What's going on here?

 

[mfb]

You are mixing two different cases.
1) A plane where you don't care about its (small) thickness, and charge density σ.
2) A plane with finite width, where you consider the charge density on both sides separately. If you want to compare this to case 1, let σ/2 be on both sides, and the results are consistent again.

 

[dauto]

Turns out that the field produced by the local charge density is indeed σ/2ε pointing outwards just outside of the conductor surface and σ/2ε pointing inwards just inside of the conductor surface. But that's not the whole story. There is also the field produce by all the other charges present in the conductor. Those far charges produce a field σ/2ε pointing outwards on both sides of the surface. On the inside the two fields cancel each other out while on the inside they add up to σ/ε.

 

[ThereIam]

Thank you for the replies. Dauto's response makes a bit more sense to me. mfb, in both cases I was referring to the charge found on the surface of a conductor. The distribution of charge itself was assumed to be a surface having no width. Do you disagree with Dauto's explanation?

Dauto, if your response was correct it is a nice way to think about these things and a more intuitive explanation for "no electric field in a conductor at electrostatic equilibrium."

Thanks both of you.

 

[ehild]

So as I understand it the discontinuity of the electric field (which has magnitude σ/ε) is due to the fact that the electric field outside the conductor is is equal to σ/2ε on both sides of the surface of a conductor in opposite directions.

σ is the charge per unit area of a planar array of charges here. σ/ε field lines emerge from charge σ, they go symmetrically up and down, so the density of field lines (the electric field strength) is σ/2ε on both sides of the plane.

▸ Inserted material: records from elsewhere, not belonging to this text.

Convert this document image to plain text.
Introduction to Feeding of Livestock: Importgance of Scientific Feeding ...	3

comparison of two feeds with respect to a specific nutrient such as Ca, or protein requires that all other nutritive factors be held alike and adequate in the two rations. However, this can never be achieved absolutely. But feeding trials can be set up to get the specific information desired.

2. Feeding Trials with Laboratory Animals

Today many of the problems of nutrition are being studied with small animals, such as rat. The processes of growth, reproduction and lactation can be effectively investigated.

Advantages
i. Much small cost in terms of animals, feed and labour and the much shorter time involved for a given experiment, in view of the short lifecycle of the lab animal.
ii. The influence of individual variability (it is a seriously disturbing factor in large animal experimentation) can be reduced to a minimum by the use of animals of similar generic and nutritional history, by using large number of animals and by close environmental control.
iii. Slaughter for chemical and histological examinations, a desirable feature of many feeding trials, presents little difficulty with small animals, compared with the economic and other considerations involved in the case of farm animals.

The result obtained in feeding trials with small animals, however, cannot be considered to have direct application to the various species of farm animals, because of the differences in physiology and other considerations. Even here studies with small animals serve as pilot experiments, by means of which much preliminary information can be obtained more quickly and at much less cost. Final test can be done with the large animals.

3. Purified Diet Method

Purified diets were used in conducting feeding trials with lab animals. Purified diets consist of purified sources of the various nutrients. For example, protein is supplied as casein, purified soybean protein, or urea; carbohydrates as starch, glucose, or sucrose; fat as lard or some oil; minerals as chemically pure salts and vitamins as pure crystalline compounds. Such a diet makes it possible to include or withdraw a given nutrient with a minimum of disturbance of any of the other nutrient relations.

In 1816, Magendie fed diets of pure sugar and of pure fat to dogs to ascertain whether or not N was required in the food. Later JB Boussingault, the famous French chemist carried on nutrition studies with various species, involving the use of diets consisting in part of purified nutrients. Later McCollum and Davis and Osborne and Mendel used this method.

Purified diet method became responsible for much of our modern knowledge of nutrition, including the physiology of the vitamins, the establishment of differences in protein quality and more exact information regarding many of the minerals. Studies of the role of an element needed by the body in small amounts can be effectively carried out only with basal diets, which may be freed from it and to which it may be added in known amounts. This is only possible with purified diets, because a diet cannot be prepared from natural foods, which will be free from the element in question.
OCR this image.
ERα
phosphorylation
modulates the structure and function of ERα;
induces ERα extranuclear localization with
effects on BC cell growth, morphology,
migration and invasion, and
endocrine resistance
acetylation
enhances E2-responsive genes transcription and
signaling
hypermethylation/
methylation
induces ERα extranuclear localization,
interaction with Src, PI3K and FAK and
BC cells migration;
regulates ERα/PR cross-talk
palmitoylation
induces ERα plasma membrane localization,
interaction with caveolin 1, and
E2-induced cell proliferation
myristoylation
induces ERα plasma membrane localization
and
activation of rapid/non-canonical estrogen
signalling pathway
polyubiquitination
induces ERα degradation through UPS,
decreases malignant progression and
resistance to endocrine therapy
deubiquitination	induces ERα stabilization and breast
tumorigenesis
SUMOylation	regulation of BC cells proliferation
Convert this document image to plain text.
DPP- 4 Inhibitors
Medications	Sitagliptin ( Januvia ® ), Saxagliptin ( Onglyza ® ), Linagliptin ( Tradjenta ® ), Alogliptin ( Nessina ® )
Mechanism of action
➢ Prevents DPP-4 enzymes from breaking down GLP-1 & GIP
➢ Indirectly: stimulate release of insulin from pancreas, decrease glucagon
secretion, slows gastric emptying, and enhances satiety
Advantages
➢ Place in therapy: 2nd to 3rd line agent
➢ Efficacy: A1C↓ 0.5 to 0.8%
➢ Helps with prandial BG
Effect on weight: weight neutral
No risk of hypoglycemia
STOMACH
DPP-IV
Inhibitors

That's all fine and good, but then the next section argues that since the electric field must be 0 inside (once the conductor has reached electrostatic equilibrium) and the discontinuity of the electric field is σ/ε as just proven, the electric field immediately outside the conductor must actually be σ/ε. Wait a minute! We just said it was σ/2ε outside! And we said that just inside in the opposite direction it was σ/2ε, talking as though there were actually a field immediately within.

What's going on here?

Here you have a plate of conductor of finite thickness. Giving charge to it, the charge appears on both surfaces, but there is no charge inside. The surface charge density is σ on both surfaces. Imagine that you remove the metal, and keep the charges only. You have two planes, separating three regions - one above, the second between the planes and the third below the plate. The electric field is the sum of the fields due to both planes, the red ones are field lines from the top plane and the blue ones are from the bottom plane. You see, there are 2(σ/2ε) field lines both above and below the metal plate and the field lines from the top plane are opposite to those from the bottom plate between the planes, so they cancel: the electric field is zero inside.

ehild

 

[mfb]

Thank you for the replies. Dauto's response makes a bit more sense to me. mfb, in both cases I was referring to the charge found on the surface of a conductor. The distribution of charge itself was assumed to be a surface having no width. Do you disagree with Dauto's explanation?

All three explanations here just use different words to describe the same thing, I agree with all of them.